Staunton, January 17 – In response to attacks on Russian churches and commercial centers, ethnic Russians have fled North Daghestan over the last two decades, creating countless human tragedies for those who had lived there and reducing Moscow’s ability to influence or even control that most Muslim of North Caucasus republics, Yury Soshin says.
But despite these costs and dangers, the APN analyst continues, the Moscow media in recent years have with rare exceptions not focused on the attacks Daghestanis have made on Russians and Russian institutions or on the flight of Russians from places that had had Russian majorities as recently as 1991 (apn.ru/index.php?newsid=38160).
An exception to this pattern came when an Islamist fanatic attacked the Russian Orthodox church in Kizlyar and shot five elderly Russian parishioners in February 2018 – on that event, see windowoneurasia2.blogspot.com/2018/02/daghestani-militants-attack-ethnic.html – but attacks since that time have been ignored.

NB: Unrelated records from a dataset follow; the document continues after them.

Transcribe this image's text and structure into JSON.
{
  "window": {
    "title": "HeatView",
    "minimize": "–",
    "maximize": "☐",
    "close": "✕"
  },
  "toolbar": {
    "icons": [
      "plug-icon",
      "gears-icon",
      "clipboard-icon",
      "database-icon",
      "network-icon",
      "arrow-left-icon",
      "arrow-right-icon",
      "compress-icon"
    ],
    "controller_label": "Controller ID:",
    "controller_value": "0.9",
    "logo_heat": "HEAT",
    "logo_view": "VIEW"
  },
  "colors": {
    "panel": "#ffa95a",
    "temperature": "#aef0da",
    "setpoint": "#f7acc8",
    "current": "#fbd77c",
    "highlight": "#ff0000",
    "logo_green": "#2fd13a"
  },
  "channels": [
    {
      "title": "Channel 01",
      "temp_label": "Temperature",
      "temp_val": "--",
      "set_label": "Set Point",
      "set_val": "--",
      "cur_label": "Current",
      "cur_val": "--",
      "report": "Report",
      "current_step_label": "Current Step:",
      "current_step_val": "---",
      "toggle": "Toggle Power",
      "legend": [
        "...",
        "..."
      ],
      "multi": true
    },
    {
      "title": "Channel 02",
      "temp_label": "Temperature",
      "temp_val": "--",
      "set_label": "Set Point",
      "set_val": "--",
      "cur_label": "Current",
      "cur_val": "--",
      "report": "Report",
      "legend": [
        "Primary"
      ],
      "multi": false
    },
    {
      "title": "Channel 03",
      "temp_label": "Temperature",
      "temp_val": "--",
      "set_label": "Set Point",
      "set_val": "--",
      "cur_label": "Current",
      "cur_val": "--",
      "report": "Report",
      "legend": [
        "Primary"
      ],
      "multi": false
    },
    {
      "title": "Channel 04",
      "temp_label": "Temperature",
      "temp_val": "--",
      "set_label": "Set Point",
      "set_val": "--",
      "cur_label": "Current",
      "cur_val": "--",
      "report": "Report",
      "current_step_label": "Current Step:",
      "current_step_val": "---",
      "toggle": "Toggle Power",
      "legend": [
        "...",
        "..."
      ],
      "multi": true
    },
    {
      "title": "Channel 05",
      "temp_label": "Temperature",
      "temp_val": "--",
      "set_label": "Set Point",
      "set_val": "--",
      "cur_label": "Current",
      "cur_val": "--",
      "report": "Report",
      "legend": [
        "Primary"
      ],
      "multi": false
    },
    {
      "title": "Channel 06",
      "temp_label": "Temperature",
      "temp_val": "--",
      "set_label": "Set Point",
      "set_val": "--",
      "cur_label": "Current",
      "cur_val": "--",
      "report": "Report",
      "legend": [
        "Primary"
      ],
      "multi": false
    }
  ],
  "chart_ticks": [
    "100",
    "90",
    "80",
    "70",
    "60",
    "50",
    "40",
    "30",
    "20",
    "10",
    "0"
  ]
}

But other attacks by Daghestanis and by Daghestani authorities on Russians have failed to get media attention and as a result, they are intensifying given that both ordinary Daghestanis and those in positions of authority feel they can attack Russians and Russian institutions with impunity, Soshin says.
Last fall, for example, a Russian cemetery in Khasavyurt was desecrated, something that the APN commentator suggests cannot be called anything but “an act of terror.” Despite that, the Moscow media did not report it at all and the local authorities tried to cover up the crime rather than identify and bring to justice those responsible.
Now, this anti-Russian wave has taken a new form, Soshin continues. The authorities there, on the heels of popular attacks on Russian activists who are seeking to defend Russians, have begun to use the powers of the state against such activists in the hopes of silencing them lest they embarrass Daghestan.
The clearest example of this concerns the persecution over the last decade of the Ilins, a Cossack family, that has been subject to armed attacks that have involved gunshots and fire bombings but has not gotten justice. Instead, the authorities have ignored the attacks brought fake charges against members of the family and persecuted the family in other ways.
Local officials have taken away part of the land of the family, they have blocked the bank accounts of its members so they can’t get their pensions (and even when courts overruled that action, the accounts have stayed blocked), and they have detained without sufficient evidence many of its members so they cannot support other members of the family.
In the face of these attacks and certainly one of the reasons they are continuing, Soshin continues, Viktor Ilin has joined with his neighbors in preparing An Analytic Report on the Effectiveness of Measures for Reducing the Outflow of Ethnic Russians and Cossacks from the Republic of Daghestan (in Russian, text available at apn.ru/index.php?newsid=36820).
The authors have sent this to officials in Moscow, and they have garnered support from other Russians and Cossacks in the region in two petition campaigns. (One garnered 160 signatures; the other 250.) But again and at least so far, neither the Russian authorities nor the Moscow media have paid attention.
Unless that changes, Soshin suggests, Moscow may soon wake up to a situation in which it won’t have the issue of ethnic Russians in Daghestan to deal with not because their rights will be respected but because there won’t be any of them left. In that event, the future of Russians elsewhere in the North Caucasus and of Russian control of the region will be anything but bright.